15. Takut Kehilangan.

93 6 0
                                    


Haii

Call me Sese

Semoga suka ya sama cerita nya




🌷Happy reading🌷

"Yaudah nikahin aku!"

Raga membulatkan matanya lebar. "Masih kecil gak boleh nikah nikahan!"

Shavella mendelik. "Aku udah besar, kak! Aku udah kelas sepuluh!"

"Iya iya. Emang nya kamu kelahiran tahun berapa?" tanya Raga. Cowok itu belum sepenuhnya tahu tentang Shavella.

"Aku kelahiran 2008," jawab Shavella.

"Jadi umur kamu saat ini 15 tahun kan?" ucap Raga memastikan. Gadis itu mengangguk sebagai jawaban.

"Ternyata kamu masih bocil. Tapi dari kelakuan, kamu kayak remaja umur 17 tahun." Raga terkekeh diakhir kalimat nya. Cowok itu berucap sesuai dengan kenyataan.

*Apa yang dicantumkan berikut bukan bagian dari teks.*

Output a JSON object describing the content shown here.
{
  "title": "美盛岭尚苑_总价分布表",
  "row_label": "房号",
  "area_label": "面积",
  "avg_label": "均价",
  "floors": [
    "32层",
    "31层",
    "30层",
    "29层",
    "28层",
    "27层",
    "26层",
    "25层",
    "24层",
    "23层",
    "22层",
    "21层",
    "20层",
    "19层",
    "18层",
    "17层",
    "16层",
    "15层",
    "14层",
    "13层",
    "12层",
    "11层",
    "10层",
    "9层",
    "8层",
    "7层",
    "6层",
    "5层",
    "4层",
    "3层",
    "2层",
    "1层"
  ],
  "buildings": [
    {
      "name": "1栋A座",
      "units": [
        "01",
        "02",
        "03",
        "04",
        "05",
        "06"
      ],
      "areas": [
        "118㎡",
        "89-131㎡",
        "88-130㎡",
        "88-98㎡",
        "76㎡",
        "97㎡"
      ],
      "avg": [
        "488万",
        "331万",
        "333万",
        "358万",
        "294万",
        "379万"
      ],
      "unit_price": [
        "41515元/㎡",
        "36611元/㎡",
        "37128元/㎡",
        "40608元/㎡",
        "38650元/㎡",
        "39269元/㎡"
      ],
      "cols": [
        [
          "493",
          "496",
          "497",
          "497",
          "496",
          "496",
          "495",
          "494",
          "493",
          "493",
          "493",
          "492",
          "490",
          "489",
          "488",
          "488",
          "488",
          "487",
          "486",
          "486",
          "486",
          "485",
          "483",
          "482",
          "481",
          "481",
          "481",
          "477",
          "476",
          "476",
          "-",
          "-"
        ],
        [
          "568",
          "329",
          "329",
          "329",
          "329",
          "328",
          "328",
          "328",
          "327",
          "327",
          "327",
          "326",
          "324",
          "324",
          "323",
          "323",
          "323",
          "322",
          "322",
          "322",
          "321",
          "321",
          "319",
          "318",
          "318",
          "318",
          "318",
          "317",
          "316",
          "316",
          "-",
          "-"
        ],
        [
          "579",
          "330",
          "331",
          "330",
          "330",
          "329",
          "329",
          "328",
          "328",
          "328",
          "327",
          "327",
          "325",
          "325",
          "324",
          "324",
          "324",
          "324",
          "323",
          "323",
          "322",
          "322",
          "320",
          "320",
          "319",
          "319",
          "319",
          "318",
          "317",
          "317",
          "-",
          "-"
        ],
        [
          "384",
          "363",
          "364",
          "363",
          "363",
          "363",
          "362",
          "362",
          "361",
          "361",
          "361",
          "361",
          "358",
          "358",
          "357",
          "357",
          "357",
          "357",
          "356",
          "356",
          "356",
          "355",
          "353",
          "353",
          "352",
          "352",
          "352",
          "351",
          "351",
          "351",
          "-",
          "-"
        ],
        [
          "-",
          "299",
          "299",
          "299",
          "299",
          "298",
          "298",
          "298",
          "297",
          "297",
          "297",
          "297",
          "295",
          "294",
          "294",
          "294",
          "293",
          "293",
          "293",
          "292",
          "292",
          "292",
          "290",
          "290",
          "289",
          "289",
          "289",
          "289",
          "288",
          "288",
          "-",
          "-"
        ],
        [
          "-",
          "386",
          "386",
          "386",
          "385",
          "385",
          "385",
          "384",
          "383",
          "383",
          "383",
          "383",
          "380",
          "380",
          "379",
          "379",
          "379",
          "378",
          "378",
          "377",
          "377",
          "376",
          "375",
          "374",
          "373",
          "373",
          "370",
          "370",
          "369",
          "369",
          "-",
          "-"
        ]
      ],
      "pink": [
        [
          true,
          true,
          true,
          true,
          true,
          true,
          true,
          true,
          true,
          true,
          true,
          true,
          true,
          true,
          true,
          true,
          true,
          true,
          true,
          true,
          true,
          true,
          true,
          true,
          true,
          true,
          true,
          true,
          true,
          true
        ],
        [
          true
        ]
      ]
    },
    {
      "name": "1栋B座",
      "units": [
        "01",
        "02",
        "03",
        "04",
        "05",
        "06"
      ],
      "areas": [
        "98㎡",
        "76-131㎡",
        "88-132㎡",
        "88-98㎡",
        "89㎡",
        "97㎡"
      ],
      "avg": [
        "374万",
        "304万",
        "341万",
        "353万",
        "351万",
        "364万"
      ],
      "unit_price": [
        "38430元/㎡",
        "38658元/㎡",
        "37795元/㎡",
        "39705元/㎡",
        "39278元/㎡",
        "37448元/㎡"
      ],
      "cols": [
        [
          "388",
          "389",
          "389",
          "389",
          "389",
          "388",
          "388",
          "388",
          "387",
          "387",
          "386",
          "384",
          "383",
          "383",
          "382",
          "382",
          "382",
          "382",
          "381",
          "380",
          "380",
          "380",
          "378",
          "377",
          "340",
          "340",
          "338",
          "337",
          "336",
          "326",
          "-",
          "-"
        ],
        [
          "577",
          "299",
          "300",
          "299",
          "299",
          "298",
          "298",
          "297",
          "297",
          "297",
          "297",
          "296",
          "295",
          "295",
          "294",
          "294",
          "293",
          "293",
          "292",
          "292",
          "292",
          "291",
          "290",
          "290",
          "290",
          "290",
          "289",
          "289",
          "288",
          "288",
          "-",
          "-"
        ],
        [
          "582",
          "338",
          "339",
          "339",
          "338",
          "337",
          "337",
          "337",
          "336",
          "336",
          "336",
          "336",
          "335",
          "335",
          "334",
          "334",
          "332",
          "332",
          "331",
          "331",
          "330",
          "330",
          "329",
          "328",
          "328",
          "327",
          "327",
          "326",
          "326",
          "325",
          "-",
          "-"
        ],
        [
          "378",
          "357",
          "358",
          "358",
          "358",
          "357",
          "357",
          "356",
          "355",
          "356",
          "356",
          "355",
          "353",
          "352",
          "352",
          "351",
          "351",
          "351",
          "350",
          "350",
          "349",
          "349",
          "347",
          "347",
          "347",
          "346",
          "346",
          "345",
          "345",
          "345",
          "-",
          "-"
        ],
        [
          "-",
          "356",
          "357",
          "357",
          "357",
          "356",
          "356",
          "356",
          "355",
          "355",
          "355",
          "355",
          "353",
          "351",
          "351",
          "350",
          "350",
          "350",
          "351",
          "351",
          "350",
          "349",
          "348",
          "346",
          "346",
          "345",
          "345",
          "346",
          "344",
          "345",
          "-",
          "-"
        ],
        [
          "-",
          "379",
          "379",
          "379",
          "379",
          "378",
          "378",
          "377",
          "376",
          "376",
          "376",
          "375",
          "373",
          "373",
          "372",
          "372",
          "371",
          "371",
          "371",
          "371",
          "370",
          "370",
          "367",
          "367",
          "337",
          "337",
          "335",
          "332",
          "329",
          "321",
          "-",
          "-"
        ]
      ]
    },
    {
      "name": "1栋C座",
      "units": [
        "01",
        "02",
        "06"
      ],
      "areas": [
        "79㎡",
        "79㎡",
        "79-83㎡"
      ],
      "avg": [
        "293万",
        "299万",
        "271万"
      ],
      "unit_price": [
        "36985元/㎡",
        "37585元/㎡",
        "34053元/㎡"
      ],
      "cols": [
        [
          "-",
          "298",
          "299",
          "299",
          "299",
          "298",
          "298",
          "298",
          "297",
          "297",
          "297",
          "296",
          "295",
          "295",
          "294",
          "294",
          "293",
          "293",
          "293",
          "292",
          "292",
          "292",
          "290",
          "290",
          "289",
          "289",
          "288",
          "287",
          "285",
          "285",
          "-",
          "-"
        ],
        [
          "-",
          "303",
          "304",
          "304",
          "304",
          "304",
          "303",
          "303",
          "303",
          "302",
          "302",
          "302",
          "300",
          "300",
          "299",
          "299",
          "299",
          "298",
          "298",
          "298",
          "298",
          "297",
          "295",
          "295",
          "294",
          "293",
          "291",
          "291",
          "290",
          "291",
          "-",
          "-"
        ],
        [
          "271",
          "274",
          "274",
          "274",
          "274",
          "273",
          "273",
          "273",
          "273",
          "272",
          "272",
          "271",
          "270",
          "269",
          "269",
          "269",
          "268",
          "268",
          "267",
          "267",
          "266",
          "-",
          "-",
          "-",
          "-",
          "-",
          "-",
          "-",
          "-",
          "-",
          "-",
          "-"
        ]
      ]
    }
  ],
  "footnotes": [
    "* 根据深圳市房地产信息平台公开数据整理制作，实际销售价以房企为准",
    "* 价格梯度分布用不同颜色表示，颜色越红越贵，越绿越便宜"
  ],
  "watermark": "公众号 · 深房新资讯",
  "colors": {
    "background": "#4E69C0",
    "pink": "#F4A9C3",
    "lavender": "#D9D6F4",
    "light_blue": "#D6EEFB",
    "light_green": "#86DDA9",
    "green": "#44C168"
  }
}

Shavella memang seperti remaja tujuh belas tahun.

"Mungkin, pengaruh keadaan." Terkadang keadaan menimbulkan banyak pengaruh untuk manusia.

"Kamu umur berapa sekarang, kak?" tanya Shavella.

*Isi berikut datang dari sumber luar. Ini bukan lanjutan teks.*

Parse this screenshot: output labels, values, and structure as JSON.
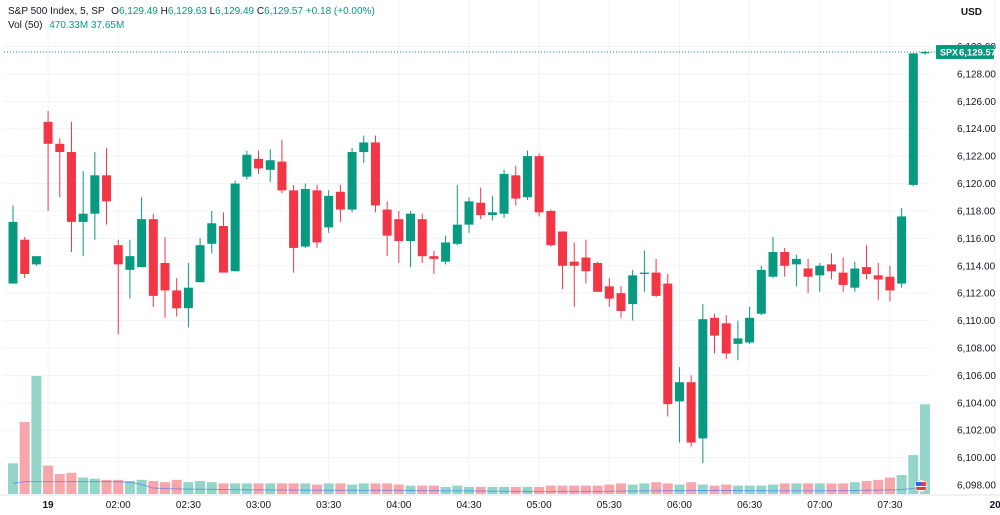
{
  "legend": {
    "symbol": "S&P 500 Index, 5, SP",
    "o_label": "O",
    "o_value": "6,129.49",
    "h_label": "H",
    "h_value": "6,129.63",
    "l_label": "L",
    "l_value": "6,129.49",
    "c_label": "C",
    "c_value": "6,129.57",
    "change": "+0.18 (+0.00%)",
    "vol_label": "Vol (50)",
    "vol_value": "470.33M",
    "vol_ma": "37.65M"
  },
  "currency": "USD",
  "last_price": {
    "symbol": "SPX",
    "value": "6,129.57"
  },
  "colors": {
    "up": "#089981",
    "down": "#f23645",
    "vol_up": "#94d5c9",
    "vol_down": "#f7a6ab",
    "grid": "#f0f3fa",
    "axis_text": "#131722"
  },
  "chart_data": {
    "type": "candlestick",
    "title": "S&P 500 Index, 5, SP",
    "ylim": [
      6096,
      6131
    ],
    "yticks": [
      6098,
      6100,
      6102,
      6104,
      6106,
      6108,
      6110,
      6112,
      6114,
      6116,
      6118,
      6120,
      6122,
      6124,
      6126,
      6128,
      6130
    ],
    "ytick_labels": [
      "6,098.00",
      "6,100.00",
      "6,102.00",
      "6,104.00",
      "6,106.00",
      "6,108.00",
      "6,110.00",
      "6,112.00",
      "6,114.00",
      "6,116.00",
      "6,118.00",
      "6,120.00",
      "6,122.00",
      "6,124.00",
      "6,126.00",
      "6,128.00",
      "6,130.00"
    ],
    "xtick_labels": [
      {
        "bar": 3,
        "label": "19"
      },
      {
        "bar": 9,
        "label": "02:00"
      },
      {
        "bar": 15,
        "label": "02:30"
      },
      {
        "bar": 21,
        "label": "03:00"
      },
      {
        "bar": 27,
        "label": "03:30"
      },
      {
        "bar": 33,
        "label": "04:00"
      },
      {
        "bar": 39,
        "label": "04:30"
      },
      {
        "bar": 45,
        "label": "05:00"
      },
      {
        "bar": 51,
        "label": "05:30"
      },
      {
        "bar": 57,
        "label": "06:00"
      },
      {
        "bar": 63,
        "label": "06:30"
      },
      {
        "bar": 69,
        "label": "07:00"
      },
      {
        "bar": 75,
        "label": "07:30"
      },
      {
        "bar": 84,
        "label": "20"
      }
    ],
    "volume_label": "Vol (50)",
    "series": [
      {
        "o": 6112.7,
        "h": 6118.4,
        "l": 6112.7,
        "c": 6117.2,
        "v": 0.26
      },
      {
        "o": 6115.9,
        "h": 6116.1,
        "l": 6113.1,
        "c": 6113.4,
        "v": 0.61
      },
      {
        "o": 6114.1,
        "h": 6114.7,
        "l": 6114.0,
        "c": 6114.7,
        "v": 1.0
      },
      {
        "o": 6124.5,
        "h": 6125.3,
        "l": 6118.0,
        "c": 6122.9,
        "v": 0.24
      },
      {
        "o": 6122.9,
        "h": 6123.3,
        "l": 6119.0,
        "c": 6122.3,
        "v": 0.17
      },
      {
        "o": 6122.3,
        "h": 6124.5,
        "l": 6115.0,
        "c": 6117.2,
        "v": 0.18
      },
      {
        "o": 6117.2,
        "h": 6120.9,
        "l": 6114.7,
        "c": 6117.8,
        "v": 0.14
      },
      {
        "o": 6117.8,
        "h": 6122.3,
        "l": 6115.9,
        "c": 6120.6,
        "v": 0.13
      },
      {
        "o": 6120.6,
        "h": 6122.6,
        "l": 6117.0,
        "c": 6118.7,
        "v": 0.12
      },
      {
        "o": 6115.5,
        "h": 6115.9,
        "l": 6109.0,
        "c": 6114.1,
        "v": 0.12
      },
      {
        "o": 6113.7,
        "h": 6115.9,
        "l": 6111.6,
        "c": 6114.7,
        "v": 0.11
      },
      {
        "o": 6113.9,
        "h": 6119.0,
        "l": 6113.9,
        "c": 6117.4,
        "v": 0.12
      },
      {
        "o": 6117.4,
        "h": 6117.8,
        "l": 6111.0,
        "c": 6111.8,
        "v": 0.11
      },
      {
        "o": 6114.2,
        "h": 6116.1,
        "l": 6110.2,
        "c": 6112.2,
        "v": 0.1
      },
      {
        "o": 6112.2,
        "h": 6113.1,
        "l": 6110.3,
        "c": 6110.9,
        "v": 0.12
      },
      {
        "o": 6110.9,
        "h": 6114.2,
        "l": 6109.5,
        "c": 6112.4,
        "v": 0.1
      },
      {
        "o": 6112.8,
        "h": 6116.0,
        "l": 6112.8,
        "c": 6115.5,
        "v": 0.11
      },
      {
        "o": 6115.6,
        "h": 6118.0,
        "l": 6114.9,
        "c": 6117.1,
        "v": 0.1
      },
      {
        "o": 6116.9,
        "h": 6117.9,
        "l": 6113.5,
        "c": 6113.5,
        "v": 0.09
      },
      {
        "o": 6113.6,
        "h": 6120.2,
        "l": 6113.6,
        "c": 6120.0,
        "v": 0.09
      },
      {
        "o": 6120.5,
        "h": 6122.4,
        "l": 6120.3,
        "c": 6122.1,
        "v": 0.09
      },
      {
        "o": 6121.8,
        "h": 6122.4,
        "l": 6120.7,
        "c": 6121.1,
        "v": 0.09
      },
      {
        "o": 6121.0,
        "h": 6122.5,
        "l": 6120.1,
        "c": 6121.7,
        "v": 0.09
      },
      {
        "o": 6121.6,
        "h": 6123.2,
        "l": 6119.3,
        "c": 6119.5,
        "v": 0.09
      },
      {
        "o": 6119.5,
        "h": 6119.9,
        "l": 6113.5,
        "c": 6115.3,
        "v": 0.09
      },
      {
        "o": 6115.4,
        "h": 6120.0,
        "l": 6115.3,
        "c": 6119.6,
        "v": 0.09
      },
      {
        "o": 6119.5,
        "h": 6119.9,
        "l": 6115.3,
        "c": 6115.7,
        "v": 0.08
      },
      {
        "o": 6116.8,
        "h": 6119.5,
        "l": 6116.4,
        "c": 6119.1,
        "v": 0.09
      },
      {
        "o": 6119.4,
        "h": 6119.9,
        "l": 6117.2,
        "c": 6118.1,
        "v": 0.09
      },
      {
        "o": 6118.1,
        "h": 6122.6,
        "l": 6117.9,
        "c": 6122.3,
        "v": 0.08
      },
      {
        "o": 6122.3,
        "h": 6123.5,
        "l": 6121.5,
        "c": 6123.0,
        "v": 0.09
      },
      {
        "o": 6123.0,
        "h": 6123.5,
        "l": 6117.9,
        "c": 6118.4,
        "v": 0.09
      },
      {
        "o": 6118.1,
        "h": 6118.7,
        "l": 6114.7,
        "c": 6116.2,
        "v": 0.09
      },
      {
        "o": 6117.4,
        "h": 6118.0,
        "l": 6114.2,
        "c": 6115.8,
        "v": 0.08
      },
      {
        "o": 6115.8,
        "h": 6118.0,
        "l": 6113.9,
        "c": 6117.8,
        "v": 0.07
      },
      {
        "o": 6117.4,
        "h": 6117.8,
        "l": 6114.2,
        "c": 6114.7,
        "v": 0.07
      },
      {
        "o": 6114.7,
        "h": 6115.1,
        "l": 6113.4,
        "c": 6114.5,
        "v": 0.07
      },
      {
        "o": 6114.3,
        "h": 6116.2,
        "l": 6114.1,
        "c": 6115.7,
        "v": 0.06
      },
      {
        "o": 6115.6,
        "h": 6119.9,
        "l": 6115.5,
        "c": 6117.0,
        "v": 0.07
      },
      {
        "o": 6117.0,
        "h": 6119.0,
        "l": 6116.4,
        "c": 6118.7,
        "v": 0.06
      },
      {
        "o": 6118.6,
        "h": 6119.7,
        "l": 6117.4,
        "c": 6117.7,
        "v": 0.06
      },
      {
        "o": 6117.7,
        "h": 6119.1,
        "l": 6117.3,
        "c": 6117.9,
        "v": 0.06
      },
      {
        "o": 6117.8,
        "h": 6121.0,
        "l": 6117.5,
        "c": 6120.7,
        "v": 0.06
      },
      {
        "o": 6120.6,
        "h": 6121.3,
        "l": 6118.4,
        "c": 6118.9,
        "v": 0.06
      },
      {
        "o": 6119.0,
        "h": 6122.4,
        "l": 6118.8,
        "c": 6122.0,
        "v": 0.06
      },
      {
        "o": 6122.0,
        "h": 6122.2,
        "l": 6117.6,
        "c": 6117.9,
        "v": 0.06
      },
      {
        "o": 6118.0,
        "h": 6118.1,
        "l": 6115.4,
        "c": 6115.5,
        "v": 0.07
      },
      {
        "o": 6116.5,
        "h": 6116.5,
        "l": 6112.3,
        "c": 6114.0,
        "v": 0.07
      },
      {
        "o": 6114.3,
        "h": 6115.7,
        "l": 6111.0,
        "c": 6114.0,
        "v": 0.07
      },
      {
        "o": 6114.6,
        "h": 6115.9,
        "l": 6112.7,
        "c": 6113.6,
        "v": 0.07
      },
      {
        "o": 6114.2,
        "h": 6114.3,
        "l": 6112.1,
        "c": 6112.1,
        "v": 0.07
      },
      {
        "o": 6112.5,
        "h": 6113.1,
        "l": 6111.0,
        "c": 6111.6,
        "v": 0.08
      },
      {
        "o": 6112.0,
        "h": 6112.5,
        "l": 6110.2,
        "c": 6110.7,
        "v": 0.09
      },
      {
        "o": 6111.2,
        "h": 6113.7,
        "l": 6110.0,
        "c": 6113.3,
        "v": 0.08
      },
      {
        "o": 6113.4,
        "h": 6115.1,
        "l": 6112.1,
        "c": 6113.5,
        "v": 0.09
      },
      {
        "o": 6113.5,
        "h": 6114.5,
        "l": 6111.7,
        "c": 6111.8,
        "v": 0.1
      },
      {
        "o": 6112.7,
        "h": 6113.4,
        "l": 6103.0,
        "c": 6103.9,
        "v": 0.09
      },
      {
        "o": 6104.1,
        "h": 6106.6,
        "l": 6101.1,
        "c": 6105.5,
        "v": 0.08
      },
      {
        "o": 6105.5,
        "h": 6106.0,
        "l": 6100.8,
        "c": 6101.1,
        "v": 0.1
      },
      {
        "o": 6101.4,
        "h": 6111.2,
        "l": 6099.6,
        "c": 6110.1,
        "v": 0.08
      },
      {
        "o": 6110.2,
        "h": 6110.5,
        "l": 6107.6,
        "c": 6108.9,
        "v": 0.07
      },
      {
        "o": 6109.8,
        "h": 6110.4,
        "l": 6107.2,
        "c": 6107.6,
        "v": 0.08
      },
      {
        "o": 6108.3,
        "h": 6110.0,
        "l": 6107.1,
        "c": 6108.7,
        "v": 0.07
      },
      {
        "o": 6108.4,
        "h": 6111.0,
        "l": 6108.3,
        "c": 6110.2,
        "v": 0.07
      },
      {
        "o": 6110.5,
        "h": 6114.0,
        "l": 6110.4,
        "c": 6113.7,
        "v": 0.07
      },
      {
        "o": 6113.2,
        "h": 6116.1,
        "l": 6113.1,
        "c": 6115.0,
        "v": 0.08
      },
      {
        "o": 6115.0,
        "h": 6115.3,
        "l": 6113.2,
        "c": 6114.0,
        "v": 0.09
      },
      {
        "o": 6114.1,
        "h": 6114.8,
        "l": 6112.5,
        "c": 6114.5,
        "v": 0.09
      },
      {
        "o": 6113.8,
        "h": 6114.5,
        "l": 6112.0,
        "c": 6113.2,
        "v": 0.09
      },
      {
        "o": 6113.3,
        "h": 6114.2,
        "l": 6112.1,
        "c": 6114.0,
        "v": 0.09
      },
      {
        "o": 6114.1,
        "h": 6114.9,
        "l": 6113.0,
        "c": 6113.6,
        "v": 0.09
      },
      {
        "o": 6113.5,
        "h": 6114.6,
        "l": 6112.1,
        "c": 6112.6,
        "v": 0.09
      },
      {
        "o": 6112.4,
        "h": 6114.3,
        "l": 6112.1,
        "c": 6113.8,
        "v": 0.1
      },
      {
        "o": 6113.9,
        "h": 6115.5,
        "l": 6113.0,
        "c": 6113.4,
        "v": 0.11
      },
      {
        "o": 6113.3,
        "h": 6114.2,
        "l": 6111.5,
        "c": 6113.0,
        "v": 0.12
      },
      {
        "o": 6113.2,
        "h": 6114.0,
        "l": 6111.4,
        "c": 6112.2,
        "v": 0.14
      },
      {
        "o": 6112.7,
        "h": 6118.2,
        "l": 6112.4,
        "c": 6117.6,
        "v": 0.16
      },
      {
        "o": 6119.9,
        "h": 6129.5,
        "l": 6119.8,
        "c": 6129.5,
        "v": 0.33
      },
      {
        "o": 6129.5,
        "h": 6129.7,
        "l": 6129.4,
        "c": 6129.6,
        "v": 0.76
      }
    ]
  }
}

"17 tahun." jawab Raga seadanya.

"Beda dua tahun dong sama aku. Kak Malvin juga beda dua tahun sama aku." Seharusnya mereka hanya beda setahun dalam umur, tetapi malah beda dua tahun. Berbeda jika hal sekolah, mereka akan beda setahun.

Raga mengernyit. "Kenapa bisa beda dua tahun, Sel? Seharusnya kamu masih kelas sembilan."

"Waktu Kak Malvin TK kelompok B, dia umur 6 tahun. Dan Aku TK kelompok A di umur 4 tahun, padahal aku masih engga ngerti apa-apa, bicara juga masih berantakan waktu itu. Alasan Papa, Mama, nyekolahin aku cepet, biar aku bisa terus sama Kak Malvin. Papa, Mama selalu mau, Aku sama Kak Malvin selalu deket, sekalian Kak Malvin bisa jagain aku. Tapi, menurut aku itu semua engga masuk akal," jelas Shavella panjang lebar.

Raga manggut-manggut. "Masuk akal, Sel. Orang tua kamu baik, pengen kamu dijagain dan dilindungi sama Malvin."

"Mama engga sebaik itu. Papa baik tapi kurang peduli." Batin Shavella.

"Iya, mereka baik." Shavella tersenyum hambar. Ia terdiam sejenak, lalu kembali berkata, "Kita balik ke kantin yuk! Mata ku perih liat buku-buku di sini."

"Ngaco! Buku engga nusuk mata kamu, ya!" Raga tak habis pikir dengan gadis itu, padahal buku tidak melakukan apa-apa.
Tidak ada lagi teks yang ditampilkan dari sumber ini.